Version 3.0.0
Checkpoint durability in Java

WiredTiger supports checkpoint durability by default, and optionally commit-level durability when logging is enabled. In most applications, commit-level durability impacts performance more than checkpoint durability; checkpoints offer basic operation durability across application or system failure without impacting performance (although the creation of each checkpoint is a relatively heavy-weight operation). See Commit-level durability in Java for information on commit-level durability.

Checkpoints with transactional logging enabled allow logging to archive older log files (if configured to do so) while still retaining commit-level durability and the ability to run recovery.

A checkpoint is automatically created whenever a modified data source is closed. Additionally, checkpoints of one or more data sources, or the entire database, can be explicitly created using the Session.checkpoint method. Checkpoints can also be scheduled periodically based on elapsed time or data size with the checkpoint configuration to wiredtiger.open.

All transactional updates committed before a checkpoint are made durable by the checkpoint, therefore the frequency of checkpoints limits the volume of data that may be lost due to application or system failure. This guarantee has an exception: If a crash occurs when a backup cursor is open, then the system will be restored to the most recent checkpoint prior to the opening of the backup cursor, even if later database checkpoints were completed.

Data sources that are involved in an exclusive operation when the checkpoint starts, including bulk load, verify or salvage, will be skipped by the checkpoint. Operations requiring exclusive access may fail with an EBUSY error if attempted during a checkpoint.

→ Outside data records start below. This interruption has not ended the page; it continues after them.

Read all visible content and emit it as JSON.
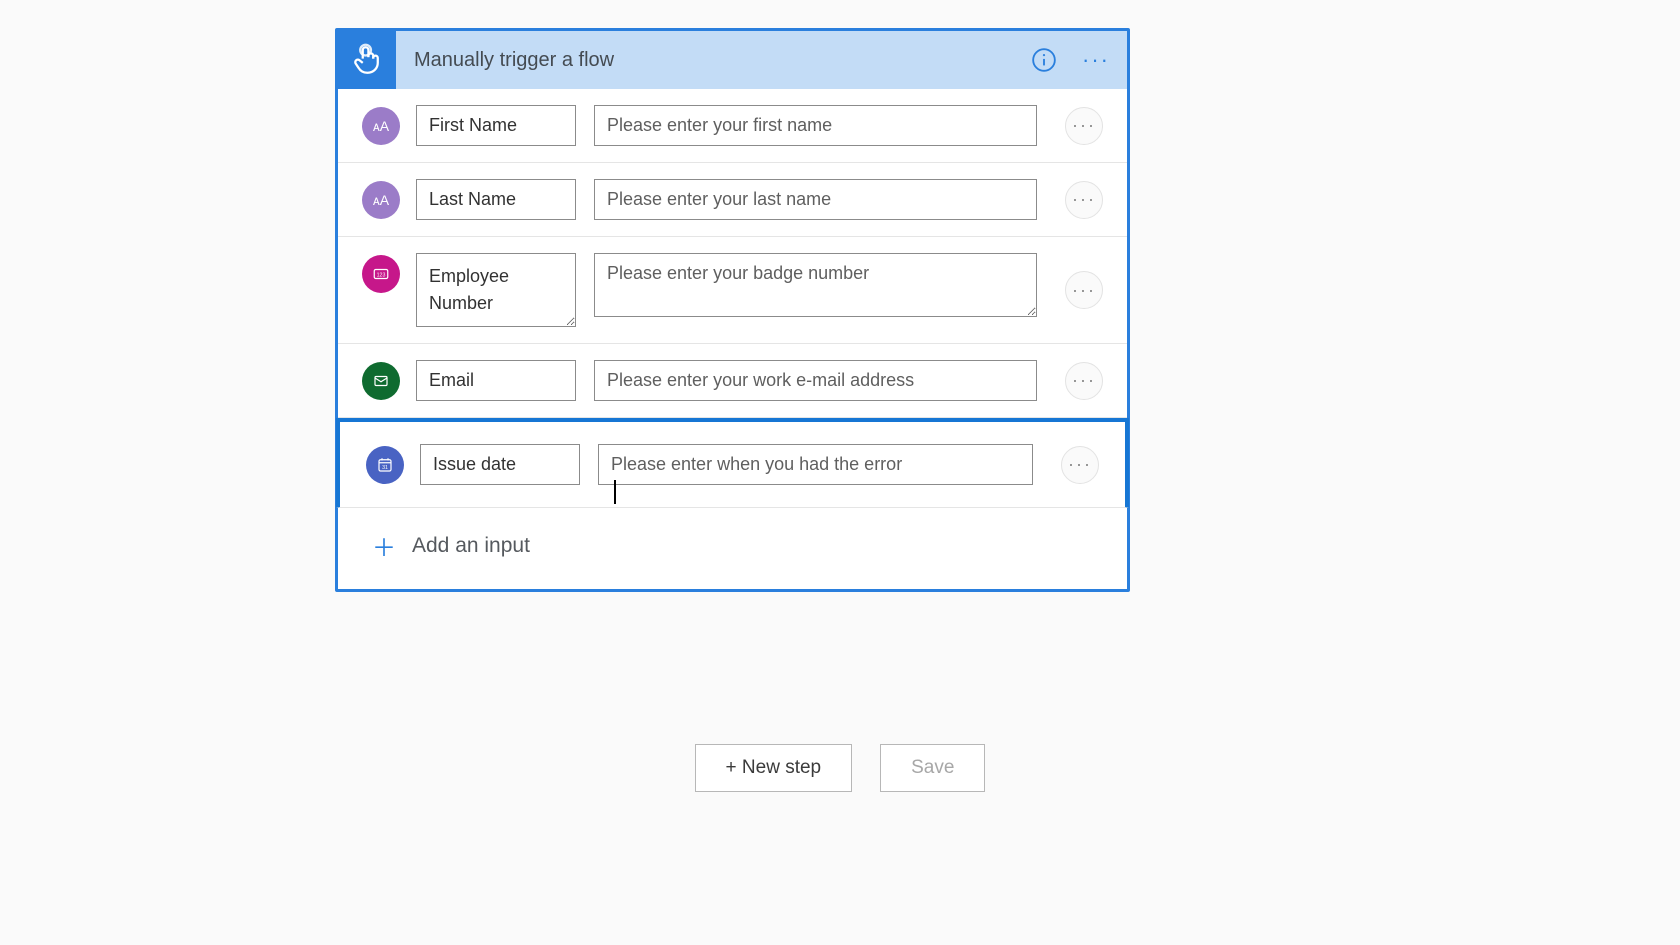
{
  "trigger": {
    "title": "Manually trigger a flow"
  },
  "inputs": [
    {
      "type": "text",
      "name": "First Name",
      "desc": "Please enter your first name"
    },
    {
      "type": "text",
      "name": "Last Name",
      "desc": "Please enter your last name"
    },
    {
      "type": "number",
      "name": "Employee Number",
      "desc": "Please enter your badge number"
    },
    {
      "type": "email",
      "name": "Email",
      "desc": "Please enter your work e-mail address"
    },
    {
      "type": "date",
      "name": "Issue date",
      "desc": "Please enter when you had the error"
    }
  ],
  "labels": {
    "add_input": "Add an input",
    "new_step": "+ New step",
    "save": "Save"
  }
}
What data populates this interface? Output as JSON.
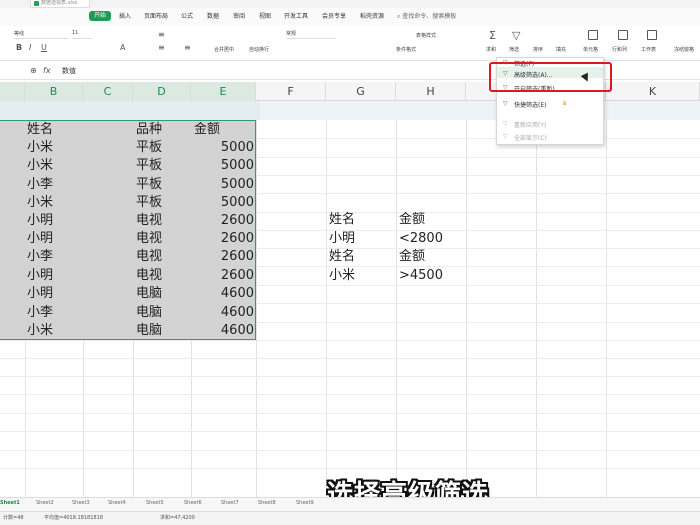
{
  "window": {
    "file_title": "数据透视表.xlsx"
  },
  "menu": {
    "tabs": [
      "开始",
      "插入",
      "页面布局",
      "公式",
      "数据",
      "审阅",
      "视图",
      "开发工具",
      "会员专享",
      "稻壳资源"
    ],
    "search": "查找命令、搜索模板"
  },
  "toolbar": {
    "font_name": "等线",
    "font_size": "11",
    "number_format": "常规",
    "labels": [
      "合并居中",
      "自动换行",
      "条件格式",
      "表格样式",
      "求和",
      "筛选",
      "排序",
      "填充",
      "单元格",
      "行和列",
      "工作表",
      "冻结窗格"
    ]
  },
  "formula_bar": {
    "value": "数值"
  },
  "columns": [
    "B",
    "C",
    "D",
    "E",
    "F",
    "G",
    "H",
    "I",
    "J",
    "K"
  ],
  "table": {
    "headers": {
      "name": "姓名",
      "kind": "品种",
      "amount": "金额"
    },
    "rows": [
      {
        "name": "小米",
        "kind": "平板",
        "amount": "5000"
      },
      {
        "name": "小米",
        "kind": "平板",
        "amount": "5000"
      },
      {
        "name": "小李",
        "kind": "平板",
        "amount": "5000"
      },
      {
        "name": "小米",
        "kind": "平板",
        "amount": "5000"
      },
      {
        "name": "小明",
        "kind": "电视",
        "amount": "2600"
      },
      {
        "name": "小明",
        "kind": "电视",
        "amount": "2600"
      },
      {
        "name": "小李",
        "kind": "电视",
        "amount": "2600"
      },
      {
        "name": "小明",
        "kind": "电视",
        "amount": "2600"
      },
      {
        "name": "小明",
        "kind": "电脑",
        "amount": "4600"
      },
      {
        "name": "小李",
        "kind": "电脑",
        "amount": "4600"
      },
      {
        "name": "小米",
        "kind": "电脑",
        "amount": "4600"
      }
    ]
  },
  "criteria": [
    {
      "g": "姓名",
      "h": "金额"
    },
    {
      "g": "小明",
      "h": "<2800"
    },
    {
      "g": "姓名",
      "h": "金额"
    },
    {
      "g": "小米",
      "h": ">4500"
    }
  ],
  "dropdown": {
    "items": [
      {
        "label": "筛选(F)",
        "enabled": true
      },
      {
        "label": "高级筛选(A)...",
        "enabled": true
      },
      {
        "label": "开启筛选(重新)",
        "enabled": true
      },
      {
        "label": "快捷筛选(E)",
        "enabled": true
      },
      {
        "label": "重新应用(Y)",
        "enabled": false
      },
      {
        "label": "全部显示(C)",
        "enabled": false
      }
    ]
  },
  "sheets": [
    "Sheet1",
    "Sheet2",
    "Sheet3",
    "Sheet4",
    "Sheet5",
    "Sheet6",
    "Sheet7",
    "Sheet8",
    "Sheet9"
  ],
  "status": {
    "count": "计数=48",
    "average": "平均值=4018.18181818",
    "sum": "求和=47,4200"
  },
  "subtitle": "选择高级筛选",
  "colors": {
    "accent": "#1d9b57",
    "highlight_box": "#e0181d",
    "selection_border": "#2f9c6a"
  }
}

When data sources are first opened, they are opened in the state of the most recent checkpoint taken on the file, in other words, updates after the most recent checkpoint will not appear in the data source. If no checkpoint is found when the data source is opened, the data source will appear empty.

Automatic checkpoints

WiredTiger will automatically checkpoint the entire database when the checkpoint configuration parameter to wiredtiger.open is set. When this configuration is used, an internal server thread is created.

The period between checkpoints can be defined either in seconds via wait, or, if logging is enabled, as the number of bytes written to the log since the last checkpoint via log_size, or both. If both periods are defined then the checkpoint occurs as soon as either threshold has occurred and both are reset once the checkpoint is complete. If using log_size, we recommend that the size selected be a multiple of the log file size for archiving purposes.

Checkpoint cursors

Cursors are normally opened in the most recent version of a data source. However, a checkpoint configuration string may be provided to Session.open_cursor, opening a read-only, static view of the data source. This provides a limited form of time-travel, as the static view is not changed by subsequent checkpoints, and will persist until the checkpoint cursor is closed.

Checkpoint naming

Additionally, checkpoints that do not include LSM trees may optionally be given names by the application. Because named checkpoints persist until discarded or replaced, they can be used to periodically snapshot data for later use.

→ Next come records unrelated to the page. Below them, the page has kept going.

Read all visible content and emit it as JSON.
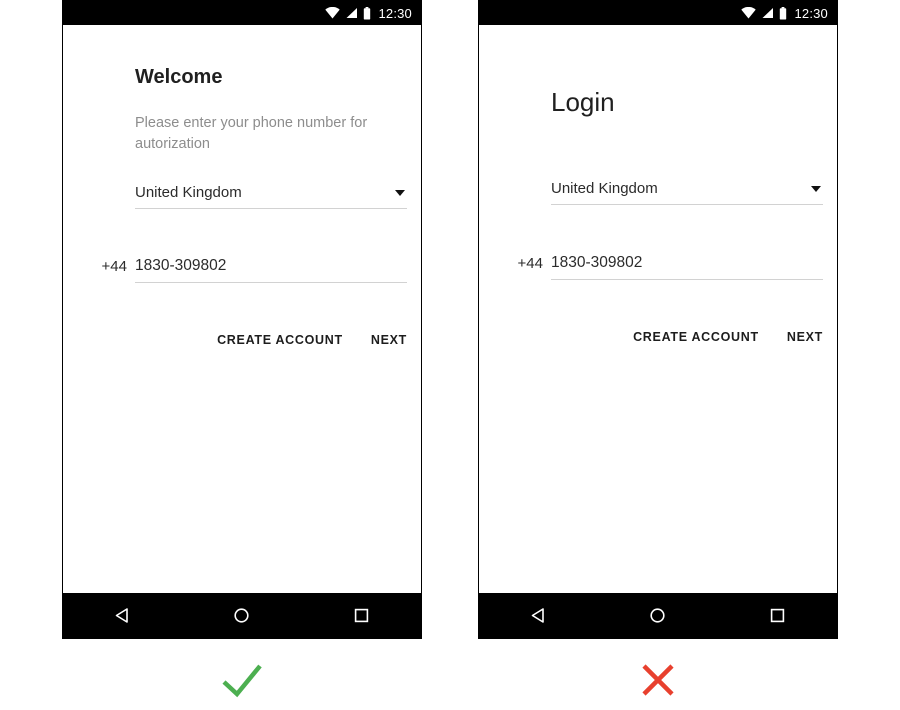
{
  "screens": [
    {
      "id": "welcome",
      "status_bar": {
        "time": "12:30",
        "icons": [
          "wifi-icon",
          "cellular-signal-icon",
          "battery-icon"
        ]
      },
      "title": "Welcome",
      "subtitle": "Please enter your phone number for autorization",
      "country_select": {
        "value": "United Kingdom",
        "icon": "chevron-down-icon"
      },
      "phone_input": {
        "dial_code": "+44",
        "value": "1830-309802"
      },
      "actions": {
        "secondary": "CREATE ACCOUNT",
        "primary": "NEXT"
      },
      "nav_bar": {
        "back": "back-triangle-icon",
        "home": "home-circle-icon",
        "recents": "recents-square-icon"
      },
      "verdict": {
        "type": "check",
        "color": "#4caf50"
      }
    },
    {
      "id": "login",
      "status_bar": {
        "time": "12:30",
        "icons": [
          "wifi-icon",
          "cellular-signal-icon",
          "battery-icon"
        ]
      },
      "title": "Login",
      "subtitle": "",
      "country_select": {
        "value": "United Kingdom",
        "icon": "chevron-down-icon"
      },
      "phone_input": {
        "dial_code": "+44",
        "value": "1830-309802"
      },
      "actions": {
        "secondary": "CREATE ACCOUNT",
        "primary": "NEXT"
      },
      "nav_bar": {
        "back": "back-triangle-icon",
        "home": "home-circle-icon",
        "recents": "recents-square-icon"
      },
      "verdict": {
        "type": "cross",
        "color": "#e8402e"
      }
    }
  ],
  "colors": {
    "status_bar_bg": "#000000",
    "nav_bar_bg": "#000000",
    "screen_bg": "#ffffff",
    "text_primary": "#202020",
    "text_secondary": "#8d8d8d",
    "underline": "#d2d2d2",
    "pass": "#4caf50",
    "fail": "#e8402e"
  }
}
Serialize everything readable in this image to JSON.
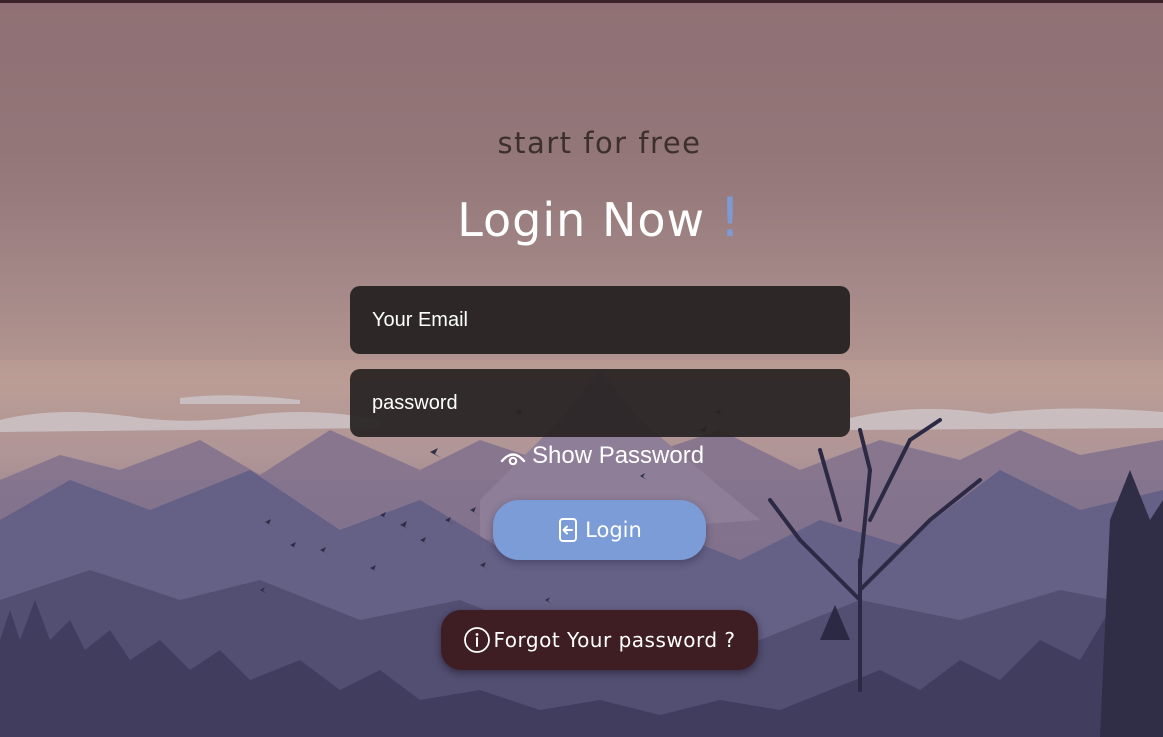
{
  "header": {
    "subtitle": "start for free",
    "title": "Login Now",
    "title_accent": "!"
  },
  "form": {
    "email_placeholder": "Your Email",
    "password_placeholder": "password",
    "show_password_label": "Show Password",
    "login_label": "Login",
    "forgot_label": "Forgot Your password ?"
  },
  "icons": {
    "show_password": "eye-icon",
    "login": "login-enter-icon",
    "forgot": "info-icon"
  },
  "colors": {
    "accent": "#7c9cd8",
    "input_background": "#2d2827",
    "forgot_button": "#3e1e22"
  }
}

Checkpoints named by the application persist until explicitly discarded or the application creates a new checkpoint with the same name (which replaces the previous checkpoint of that name). If the previous checkpoint cannot be replaced, either because a cursor is reading from the previous checkpoint, or backups are in progress, the checkpoint will fail.

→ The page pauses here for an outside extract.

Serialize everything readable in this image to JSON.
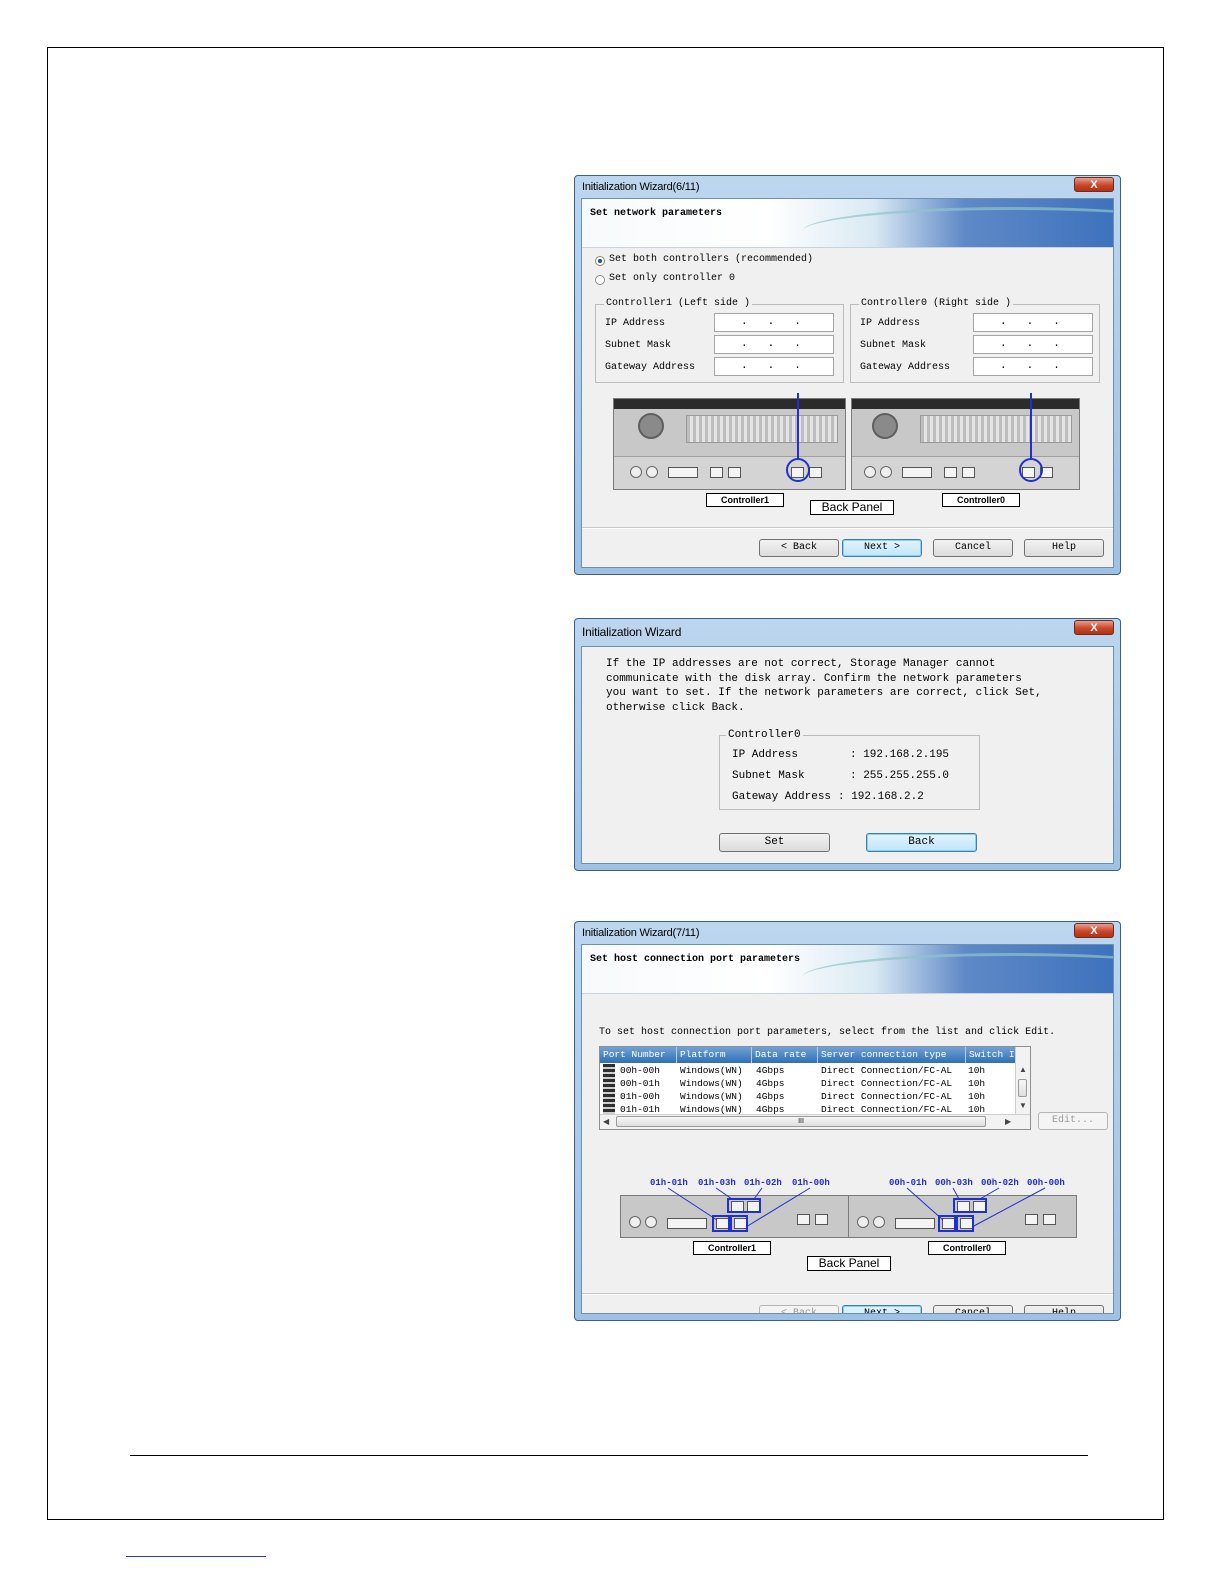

Internal checkpoints (that is, checkpoints not named by the application) use the reserved name "WiredTigerCheckpoint". Applications can open the most recent of these checkpoints by specifying "WiredTigerCheckpoint" as the checkpoint name to Session.open_cursor. Creating a new internal checkpoint drops all previous internal checkpoints, if possible; if a previous internal checkpoint cannot be dropped for any reason, the checkpoint will ignore the previous checkpoint and continue. Subsequent checkpoints will drop those ignored checkpoints when it becomes possible.

The -c option to the wt command line utility list command will list a data source's checkpoints, with time stamp, in a human-readable format.

Checkpoints and file compaction

Checkpoints share file blocks, and dropping a checkpoint may or may not make file blocks available for re-use, depending on whether the dropped checkpoint contained the last reference to a file block. Because checkpoints named by the application are not discarded until explicitly discarded or replaced, they may prevent Session.compact from accomplishing anything due to shared file blocks.